In the end, Duguid concludes that the two “laws of quality” underpinning today’s peer-production projects are insufficient. “If we are to rely on peer production in multiple different spheres of information production,” he says, “we need to look for other ways to assure quality.” But one comes away from this excellent paper wondering whether, once these “other ways” of quality assurance are imposed on a process, it would still qualify as “peer production.” As Duguid eloquently demonstrates, quality doesn’t just happen; it’s not an emergent phenomenon. It’s imposed on a work by people who know what they’re doing. Quality – true quality – may thus be incompatible with the democratic ideal that lies at the heart of what we call peer production.

4 thoughts on “The quality of peer production

  1. Brad

    It is fitting that eyeballs are mentioned, because the problem for the “emergent quality” crowd is exactly the difference between seeing, which is automatic, and thinking, which takes two things to succeed: the individual’s volitional effort, and his or her cognitive context — which is just the sum of prior effort.

    The idea that democratic debate leads to truth probably has more to do with Dewey than the Founding Fathers, who consciously defined a republic instead of a democracy.

  2. mazedesigner

    Duguid makes the point, “… in trying to estimate the qualities of peer production systems, we should not infer the quality of its quieter backwaters from the gross numbers of users.” I wonder if there could be a more complex way to infer the quality of an article based on the behavior of the contributors. What research has been done to identify the patterns that are commonly associated with articles that are deemed to have high quality? Perhaps Wikipedia could dynamically flag articles with seemingly suspect contributor patterns. Clearly this would never be perfect, but maybe it could help users know when they have “landed in a backwater.”

  3. Graham Hill

    Nick

    The history of the quality movement shows that quality is in the eye of the beholder. Quality is inextricably linked with being fit for purpose.

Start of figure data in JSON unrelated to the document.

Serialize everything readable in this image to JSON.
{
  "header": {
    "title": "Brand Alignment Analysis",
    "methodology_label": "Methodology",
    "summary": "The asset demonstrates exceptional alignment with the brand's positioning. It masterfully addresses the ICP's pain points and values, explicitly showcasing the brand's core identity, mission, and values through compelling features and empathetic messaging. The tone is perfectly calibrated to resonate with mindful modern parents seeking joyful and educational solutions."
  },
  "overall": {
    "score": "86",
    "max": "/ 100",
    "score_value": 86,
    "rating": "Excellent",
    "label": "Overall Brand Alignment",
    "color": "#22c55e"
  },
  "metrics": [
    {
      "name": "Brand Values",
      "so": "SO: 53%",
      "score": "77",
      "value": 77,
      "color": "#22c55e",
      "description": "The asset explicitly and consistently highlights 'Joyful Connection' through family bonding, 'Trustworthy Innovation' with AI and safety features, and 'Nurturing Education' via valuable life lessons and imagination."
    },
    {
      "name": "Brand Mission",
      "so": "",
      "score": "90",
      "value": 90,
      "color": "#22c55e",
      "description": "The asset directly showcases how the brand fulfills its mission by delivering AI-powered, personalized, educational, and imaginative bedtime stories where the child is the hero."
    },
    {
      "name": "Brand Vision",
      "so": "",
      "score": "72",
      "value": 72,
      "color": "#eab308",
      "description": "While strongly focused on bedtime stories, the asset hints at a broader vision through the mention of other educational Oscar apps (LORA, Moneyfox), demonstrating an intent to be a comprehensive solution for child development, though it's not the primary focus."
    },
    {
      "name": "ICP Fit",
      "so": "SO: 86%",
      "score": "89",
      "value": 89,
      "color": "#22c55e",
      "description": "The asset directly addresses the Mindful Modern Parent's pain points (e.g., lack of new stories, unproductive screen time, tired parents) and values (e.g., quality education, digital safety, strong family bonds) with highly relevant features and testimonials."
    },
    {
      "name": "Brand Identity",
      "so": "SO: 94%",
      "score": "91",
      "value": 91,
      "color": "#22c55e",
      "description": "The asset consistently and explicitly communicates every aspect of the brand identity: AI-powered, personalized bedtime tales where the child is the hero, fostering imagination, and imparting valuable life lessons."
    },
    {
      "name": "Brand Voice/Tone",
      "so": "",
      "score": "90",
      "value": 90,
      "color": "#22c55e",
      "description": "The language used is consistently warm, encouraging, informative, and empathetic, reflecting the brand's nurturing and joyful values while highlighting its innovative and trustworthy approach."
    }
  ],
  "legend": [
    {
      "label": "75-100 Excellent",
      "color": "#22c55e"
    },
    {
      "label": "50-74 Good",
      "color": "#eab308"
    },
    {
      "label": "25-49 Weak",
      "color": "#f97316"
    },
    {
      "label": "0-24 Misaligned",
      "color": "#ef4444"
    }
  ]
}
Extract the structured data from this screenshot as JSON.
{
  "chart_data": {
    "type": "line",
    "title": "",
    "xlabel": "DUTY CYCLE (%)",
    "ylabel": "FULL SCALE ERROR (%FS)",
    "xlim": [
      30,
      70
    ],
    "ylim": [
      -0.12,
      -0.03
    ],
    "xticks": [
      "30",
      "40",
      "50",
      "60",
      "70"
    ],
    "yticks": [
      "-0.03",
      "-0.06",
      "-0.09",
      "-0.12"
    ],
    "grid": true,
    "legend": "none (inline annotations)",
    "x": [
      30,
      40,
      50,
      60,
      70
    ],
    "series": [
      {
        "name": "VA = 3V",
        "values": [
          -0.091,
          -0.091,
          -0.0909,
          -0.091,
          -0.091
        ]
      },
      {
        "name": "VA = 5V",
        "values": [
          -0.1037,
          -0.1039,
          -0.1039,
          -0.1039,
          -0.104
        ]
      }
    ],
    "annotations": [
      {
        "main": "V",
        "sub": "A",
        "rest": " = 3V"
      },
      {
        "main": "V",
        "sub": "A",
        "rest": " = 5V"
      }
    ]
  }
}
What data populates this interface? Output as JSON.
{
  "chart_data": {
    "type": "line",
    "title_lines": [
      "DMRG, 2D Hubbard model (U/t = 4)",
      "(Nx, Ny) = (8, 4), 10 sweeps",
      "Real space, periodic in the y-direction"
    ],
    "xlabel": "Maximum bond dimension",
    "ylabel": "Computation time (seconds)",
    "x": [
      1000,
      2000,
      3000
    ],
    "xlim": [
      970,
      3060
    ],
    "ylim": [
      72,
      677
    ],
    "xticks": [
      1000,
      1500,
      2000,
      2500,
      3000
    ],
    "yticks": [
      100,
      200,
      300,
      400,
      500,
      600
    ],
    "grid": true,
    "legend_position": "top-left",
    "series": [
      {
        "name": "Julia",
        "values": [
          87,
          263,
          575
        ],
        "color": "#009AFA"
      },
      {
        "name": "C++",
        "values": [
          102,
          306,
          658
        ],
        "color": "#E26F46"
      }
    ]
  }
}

    If you need a simple overview of something new to you – let’s say, “Social Networks” – Wikipedia will probably serve your purpose. It’s quality is good enough as defined by most users.

    If you need much more detail, Wikipedia will not serve your purpose, but it will provide you with references – in this case to Scott and Wassermann & Faust’s standard textbooks – that contain all the material you are likely to need. Although not of high quality per se, the reader is shown where to go for the quality they desire.

    The prudent reader will look at several sources for information, not just rely upon a single source, no matter how expert the source claims to be. This applies to searches in wikipedia, traditional encyclopedias and of course, to expert opinion of all types.

    Graham Hil

  4. jesse ezell

    The statement:

    “Hence, while Open Source software has relied heavily on peer production and to a lesser extent on peer review, for quality, it relies as heavily though perhaps less obviously, on the chip and the compiler as ultimate arbiters.”

    Shows a complete lack of understanding of how software is developed. Bugs are not found by the compiler. Compiler errors result in the build breaking and the program not compiling. However, these are generally just syntax errors and take seconds to fix. In any case, these aren’t bugs because you cannot possibly ship the code until it compiles, and it won’t compile unless you fix them. People still end up being the ultimate arbiter, deciding what is and is not a bug. Compilers are extremely limited and don’t really help at all.